La correspondance de Messina Denaro avec Svetonius, ou l’ancien maire de Castelvetrano Vaccarino

Il arborait une culture classique, mais regrettait de ne pas avoir obtenu de diplôme. Il s’est identifié à un personnage littéraire pour pouvoir s’autoproclamer « bouc émissaire ». Puis il revint avec nostalgie à la “tradition” familiale mais confia qu’il ne croyait plus en Dieu : la religion de Cosa Nostra suffisait désormais à gérer ses tourments existentiels.

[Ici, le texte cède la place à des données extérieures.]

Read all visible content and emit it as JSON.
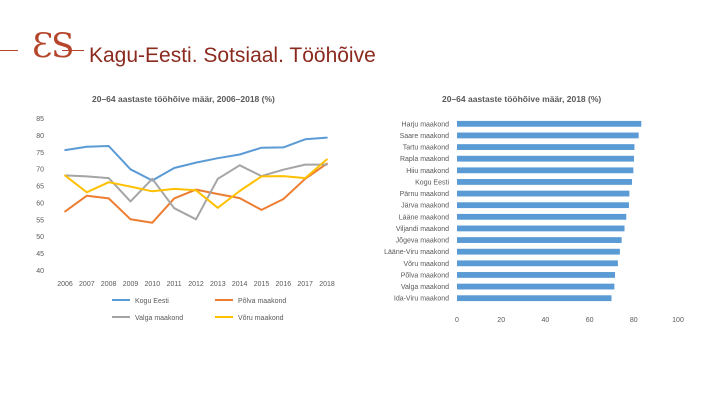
{
  "logo": {
    "text": "ƐS"
  },
  "header": {
    "title": "Kagu-Eesti. Sotsiaal. Tööhõive"
  },
  "chart_data": [
    {
      "type": "line",
      "title": "20–64 aastaste tööhõive määr, 2006–2018 (%)",
      "categories": [
        "2006",
        "2007",
        "2008",
        "2009",
        "2010",
        "2011",
        "2012",
        "2013",
        "2014",
        "2015",
        "2016",
        "2017",
        "2018"
      ],
      "ylim": [
        40,
        85
      ],
      "yticks": [
        40,
        45,
        50,
        55,
        60,
        65,
        70,
        75,
        80,
        85
      ],
      "grid": false,
      "legend": "bottom",
      "series": [
        {
          "name": "Kogu Eesti",
          "color": "#5b9bd5",
          "values": [
            75.5,
            76.5,
            76.7,
            69.8,
            66.5,
            70.2,
            71.8,
            73.1,
            74.2,
            76.2,
            76.3,
            78.7,
            79.2
          ]
        },
        {
          "name": "Põlva maakond",
          "color": "#ed7d31",
          "values": [
            57.3,
            62,
            61.2,
            55,
            54,
            61.2,
            63.8,
            62.5,
            61.3,
            57.8,
            61,
            67,
            71.5
          ]
        },
        {
          "name": "Valga maakond",
          "color": "#a5a5a5",
          "values": [
            68,
            67.7,
            67.2,
            60.3,
            67,
            58.3,
            55,
            67,
            71,
            67.8,
            69.7,
            71.2,
            71.2
          ]
        },
        {
          "name": "Võru maakond",
          "color": "#ffc000",
          "values": [
            68,
            63,
            66,
            64.7,
            63.3,
            64,
            63.6,
            58.4,
            63.4,
            67.7,
            67.8,
            67.2,
            72.8
          ]
        }
      ]
    },
    {
      "type": "bar",
      "orientation": "horizontal",
      "title": "20–64 aastaste tööhõive määr, 2018 (%)",
      "color": "#5b9bd5",
      "categories": [
        "Harju maakond",
        "Saare maakond",
        "Tartu maakond",
        "Rapla maakond",
        "Hiiu maakond",
        "Kogu Eesti",
        "Pärnu maakond",
        "Järva maakond",
        "Lääne maakond",
        "Viljandi maakond",
        "Jõgeva maakond",
        "Lääne-Viru maakond",
        "Võru maakond",
        "Põlva maakond",
        "Valga maakond",
        "Ida-Viru maakond"
      ],
      "values": [
        83.4,
        82.2,
        80.3,
        80.1,
        79.8,
        79.2,
        78,
        77.8,
        76.6,
        75.8,
        74.5,
        73.7,
        72.8,
        71.5,
        71.2,
        69.9
      ],
      "xlim": [
        0,
        100
      ],
      "xticks": [
        0,
        20,
        40,
        60,
        80,
        100
      ],
      "grid": false
    }
  ]
}
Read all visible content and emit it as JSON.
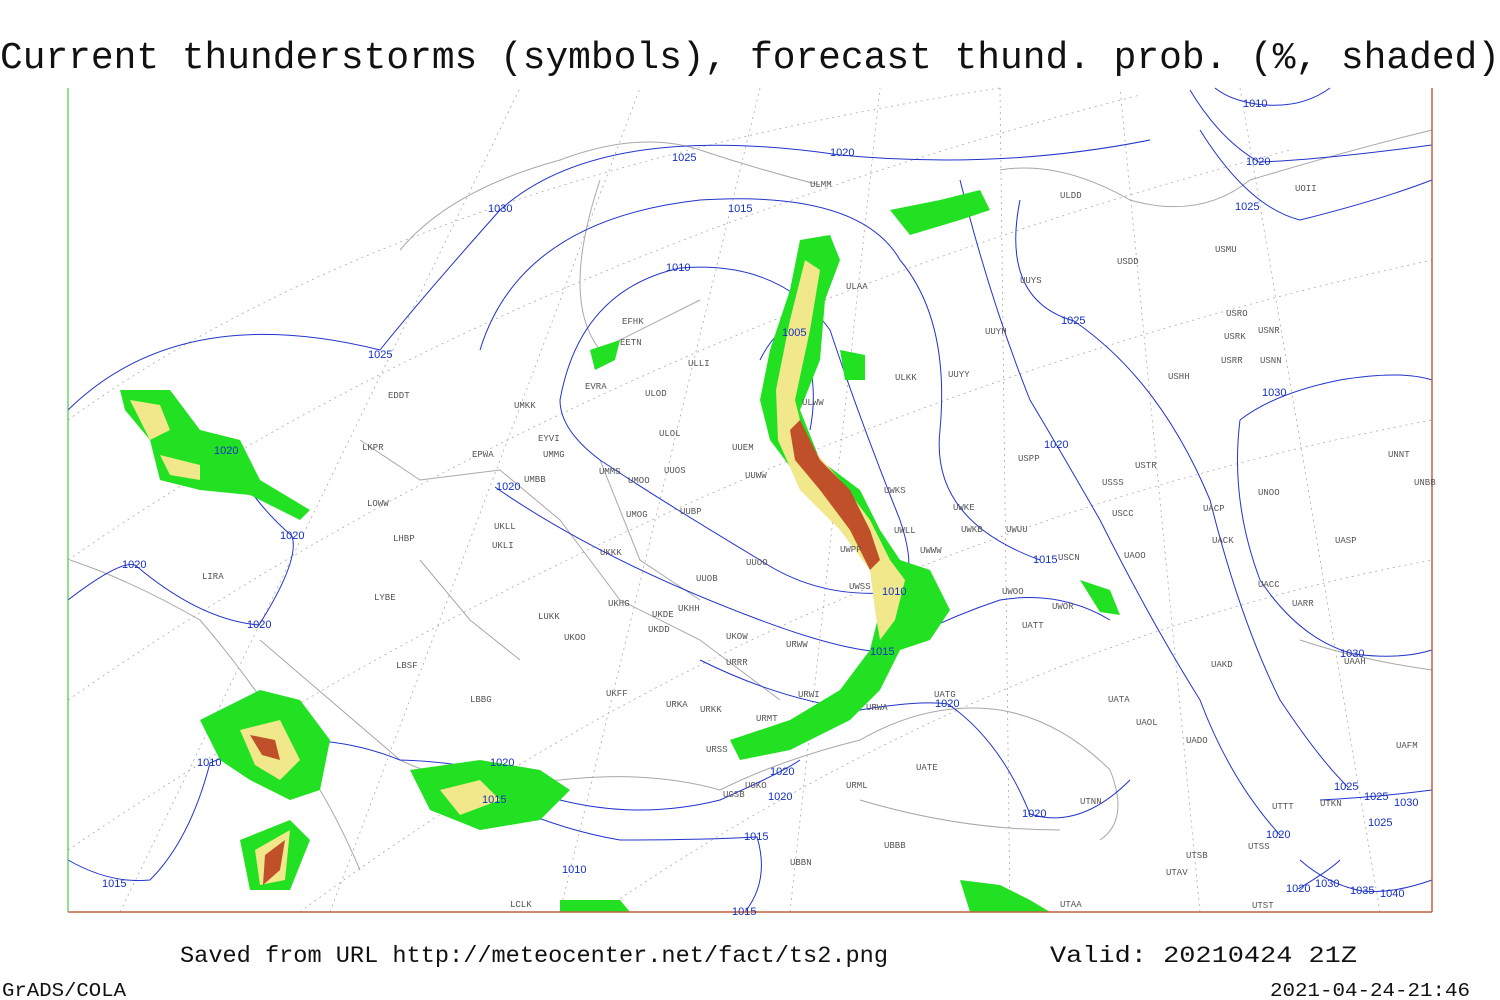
{
  "header": {
    "title": "Current thunderstorms (symbols), forecast thund. prob. (%, shaded)"
  },
  "footer": {
    "source": "Saved from URL http://meteocenter.net/fact/ts2.png",
    "valid": "Valid: 20210424 21Z",
    "software": "GrADS/COLA",
    "timestamp": "2021-04-24-21:46"
  },
  "stations": [
    "ULMM",
    "ULDD",
    "USDD",
    "USMU",
    "UOII",
    "UUYS",
    "ULAA",
    "UUYH",
    "USRO",
    "USRK",
    "USNR",
    "USRR",
    "USNN",
    "USHH",
    "EFHK",
    "EETN",
    "ULLI",
    "ULKK",
    "UUYY",
    "EVRA",
    "ULOD",
    "EDDT",
    "UMKK",
    "ULWW",
    "EYVI",
    "ULOL",
    "UUEM",
    "USPP",
    "USTR",
    "UNNT",
    "UNBB",
    "LKPR",
    "EPWA",
    "UMMG",
    "UMMS",
    "UMOO",
    "UUOS",
    "UUWW",
    "UWKS",
    "USSS",
    "UNOO",
    "UMBB",
    "UACP",
    "LOWW",
    "UMOG",
    "UUBP",
    "UWKE",
    "USCC",
    "UWKB",
    "UWUU",
    "UACK",
    "UASP",
    "UKLL",
    "UKLI",
    "LHBP",
    "UKKK",
    "UWLL",
    "UWWW",
    "UWPP",
    "USCN",
    "UAOO",
    "UUOO",
    "LIRA",
    "UUOB",
    "UWSS",
    "UWOO",
    "UACC",
    "UARR",
    "LYBE",
    "UKHH",
    "UKHG",
    "UKDE",
    "UWOR",
    "UAAH",
    "LUKK",
    "UKDD",
    "UATT",
    "UKOO",
    "UKOW",
    "URWW",
    "UAKD",
    "LBSF",
    "URRR",
    "UKFF",
    "URWI",
    "UATG",
    "LBBG",
    "URKA",
    "URKK",
    "URWA",
    "UATA",
    "URMT",
    "UAOL",
    "URSS",
    "UADO",
    "UATE",
    "UAFM",
    "UGSB",
    "UGKO",
    "UBBB",
    "UTNN",
    "URML",
    "UTTT",
    "UTKN",
    "UTSS",
    "UTSB",
    "UTAV",
    "UTAA",
    "UTST",
    "LCLK",
    "UBBN"
  ],
  "isobar_labels": [
    1030,
    1025,
    1020,
    1015,
    1010,
    1005,
    1025,
    1020,
    1020,
    1020,
    1020,
    1020,
    1010,
    1015,
    1020,
    1010,
    1020,
    1015,
    1020,
    1020,
    1015,
    1010,
    1015,
    1015,
    1020,
    1020,
    1025,
    1030,
    1025,
    1020,
    1010,
    1030,
    1025,
    1025,
    1030,
    1025,
    1020,
    1020,
    1030,
    1035,
    1040,
    1015
  ]
}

Le portrait privé de Matteo Messina Denaro, raconté par lui-même, refait surface à partir des cinq lettres échangées entre 2004 et 2006 avec l’ancien maire de Castelvetrano, Antonino Vaccarino, décédé après des péripéties judiciaires.

Pas n’importe quel personnage, Vaccarino, mais une figure controversée : un franc-maçon, un professeur de littérature, mais surtout un ami du père de Matteo, Francesco Messina Denaro. Il a été reconnu coupable de trafic de drogue, mais acquitté de l’accusation de mafia. Pour protéger son fugitif et son interlocuteur, le parrain s’est choisi un pseudonyme : Alessio. Et à Vaccarino il attribua celle de Suétone, l’historien romain, comme s’il s’agissait d’écrire une édition mise à jour du «De viris illustribus». Matteo «Alessio» ne s’en doutait même pas, mais Suétone, qu’il considère lui aussi comme une personne digne d’estime et de confiance, avait été enrôlé par les services secrets pour le retrouver, le grand fugitif.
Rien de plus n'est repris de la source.